Para evaluar las ofertas tenga en cuenta esta tabla y, como en todo negocio, cierre con el que le ofrece el mayor monto por su certificado.

En la primera columna están las potenciales ofertas que inicia con la mayor, RD$916,700. Las demás son menores pero en la segunda columna en todas se reciben RD$100 mil de intereses, porque ese es el monto que promete el certificado de RD$1 millón al 10% a un año.

Todo comprador recibirá los mismos intereses, pero valores diferentes en la ganancia de capital. Esta es la diferencia entre el millón de pesos que recibirá por el certificado a vencimiento y el monto que se paga.

En el primer caso esa ganancia de capital es RD$83,300. Cuando se pagan RD$800 mil por el certificado de RD$1 millón la ganancia de capital es RD$200 mil.

El beneficio total es la suma de los intereses fijos más la ganancia de capital, en pesos, que al dividir por el monto pagado por el certificado resulta en la tasa de interés o rendimiento de la operación.

Para el primer caso el rendimiento es 20%, similar a la tasa que está ofreciendo el banco a un año ahora.
De manera que RD$916,700 es el monto máximo al que pudiera aspirar el vendedor si encuentra alguien indiferente entre recibir uno usado, emitido hace cuatro años y vence en uno, o un certificado con olor a nuevo que le entrega hermosa recepcionista en el banco.

De ahí en adelante, con compradores dispuestos a pagar menos, las tasas de rendimiento ahora superan 20% y ahí ejemplos que van de 22.2% a 37.5%.

Ahora supongan que como usted hay miles de personas en busca de transacciones similares para obtener liquidez, que existe un mercado profundo para certificados de ese plazo y entidades similares.

En estos casos con un mercado formalizado puede prescindir de redes sociales porque tendrá información precisa de los rendimientos que se han estado exigiendo para su certificado.

De la misma manera que busca una cotización para vender su carro usado en los portales más importantes, así encontrará información de lo que están exigiendo los compradores de títulos en el mercado secundario.

Si ayer el rendimiento que lee es 22.22% de inmediato podrá tener un estimado razonable de lo que hoy puede recibir por el regalo que recibió para atender su urgencia tener fondos: RD$900 mil.

El certificado se vendió ayer con un descuento del 10%, cien mil pesos menos que el valor nominal.

El mercado estaba exigiendo una tasa que implicaba vender con ese descuento.

Con los pagarés dominicanos en poder de Venezuela pasó eso mismo.
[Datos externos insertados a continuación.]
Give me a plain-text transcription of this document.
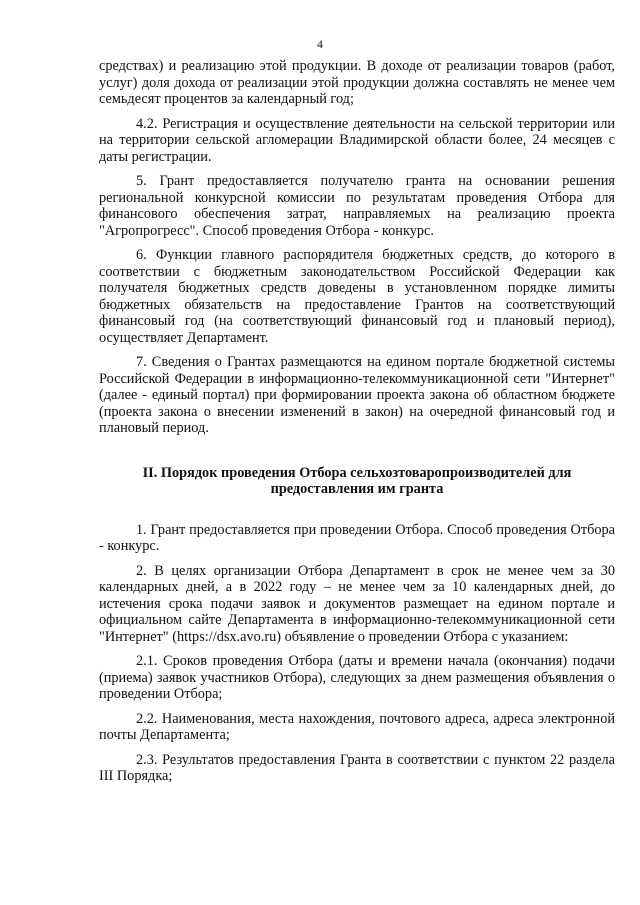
4

средствах) и реализацию этой продукции. В доходе от реализации товаров (работ, услуг) доля дохода от реализации этой продукции должна составлять не менее чем семьдесят процентов за календарный год;

4.2. Регистрация и осуществление деятельности на сельской территории или на территории сельской агломерации Владимирской области более, 24 месяцев с даты регистрации.

5. Грант предоставляется получателю гранта на основании решения региональной конкурсной комиссии по результатам проведения Отбора для финансового обеспечения затрат, направляемых на реализацию проекта "Агропрогресс". Способ проведения Отбора - конкурс.

6. Функции главного распорядителя бюджетных средств, до которого в соответствии с бюджетным законодательством Российской Федерации как получателя бюджетных средств доведены в установленном порядке лимиты бюджетных обязательств на предоставление Грантов на соответствующий финансовый год (на соответствующий финансовый год и плановый период), осуществляет Департамент.

7. Сведения о Грантах размещаются на едином портале бюджетной системы Российской Федерации в информационно-телекоммуникационной сети "Интернет" (далее - единый портал) при формировании проекта закона об областном бюджете (проекта закона о внесении изменений в закон) на очередной финансовый год и плановый период.

II. Порядок проведения Отбора сельхозтоваропроизводителей для предоставления им гранта

1. Грант предоставляется при проведении Отбора. Способ проведения Отбора - конкурс.

2. В целях организации Отбора Департамент в срок не менее чем за 30 календарных дней, а в 2022 году – не менее чем за 10 календарных дней, до истечения срока подачи заявок и документов размещает на едином портале и официальном сайте Департамента в информационно-телекоммуникационной сети "Интернет" (https://dsx.avo.ru) объявление о проведении Отбора с указанием:

2.1. Сроков проведения Отбора (даты и времени начала (окончания) подачи (приема) заявок участников Отбора), следующих за днем размещения объявления о проведении Отбора;

2.2. Наименования, места нахождения, почтового адреса, адреса электронной почты Департамента;

2.3. Результатов предоставления Гранта в соответствии с пунктом 22 раздела III Порядка;
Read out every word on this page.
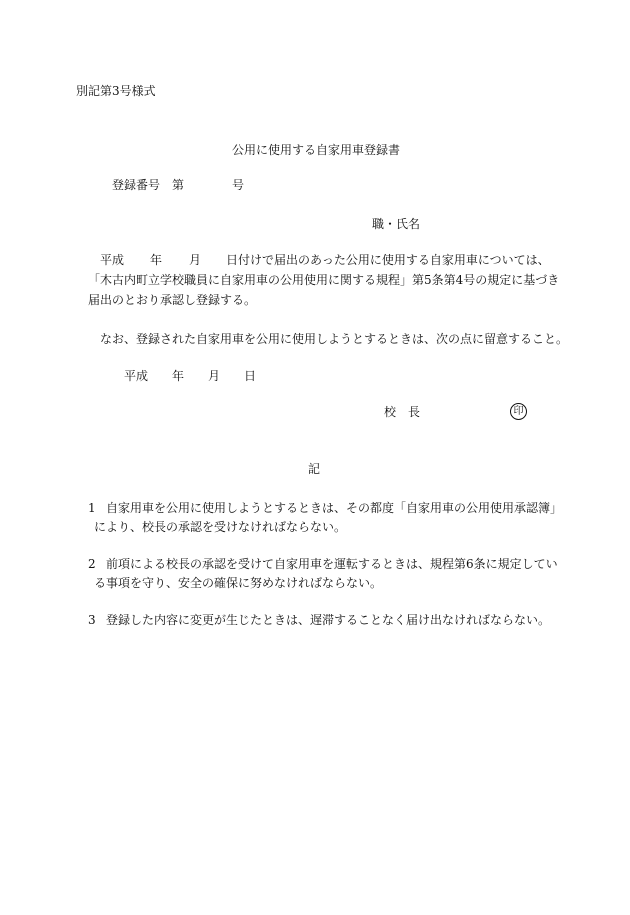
別記第3号様式
公用に使用する自家用車登録書
登録番号 第	号
職・氏名
平成 年 月 日付けで届出のあった公用に使用する自家用車については、
「木古内町立学校職員に自家用車の公用使用に関する規程」第5条第4号の規定に基づき
届出のとおり承認し登録する。
なお、登録された自家用車を公用に使用しようとするときは、次の点に留意すること。
平成 年 月 日
校　長	印
記
1 自家用車を公用に使用しようとするときは、その都度「自家用車の公用使用承認簿」
により、校長の承認を受けなければならない。
2 前項による校長の承認を受けて自家用車を運転するときは、規程第6条に規定してい
る事項を守り、安全の確保に努めなければならない。
3 登録した内容に変更が生じたときは、遅滞することなく届け出なければならない。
Los mercados estaban indicando el rendimiento que se obtenía comprando soberanos dominicanos a plazos similares y eso le indicaba al gobierno de Venezuela el descuento que tenía que aceptar para que un comprador se decidiera adquirir los pagarés.

Conocedores de esa información que dan los mercados ambos gobiernos pactaron directamente unas condiciones no muy divorciadas de lo que hubiese sido una triangulación por banqueros de inversión éticos.

Gobiernos que se odian, como pasa en el comercio exterior, siempre terminan siendo conectados por la intermediación en mercados de capitales donde todos ganan.

En conclusión, no se le pagó a Venezuela la mitad de lo que se le debía, se le entregaron los valores consistentes con una valoración de mercado.

Y sobre el generoso acuerdo de PetroCaribe y la importancia de esa deuda bilateral en esta misma sección he escrito otros artículos.

También recopilé en el libro Debate Deuda Pública los publicados sobre el tema como colaborador de un medio local por varios años.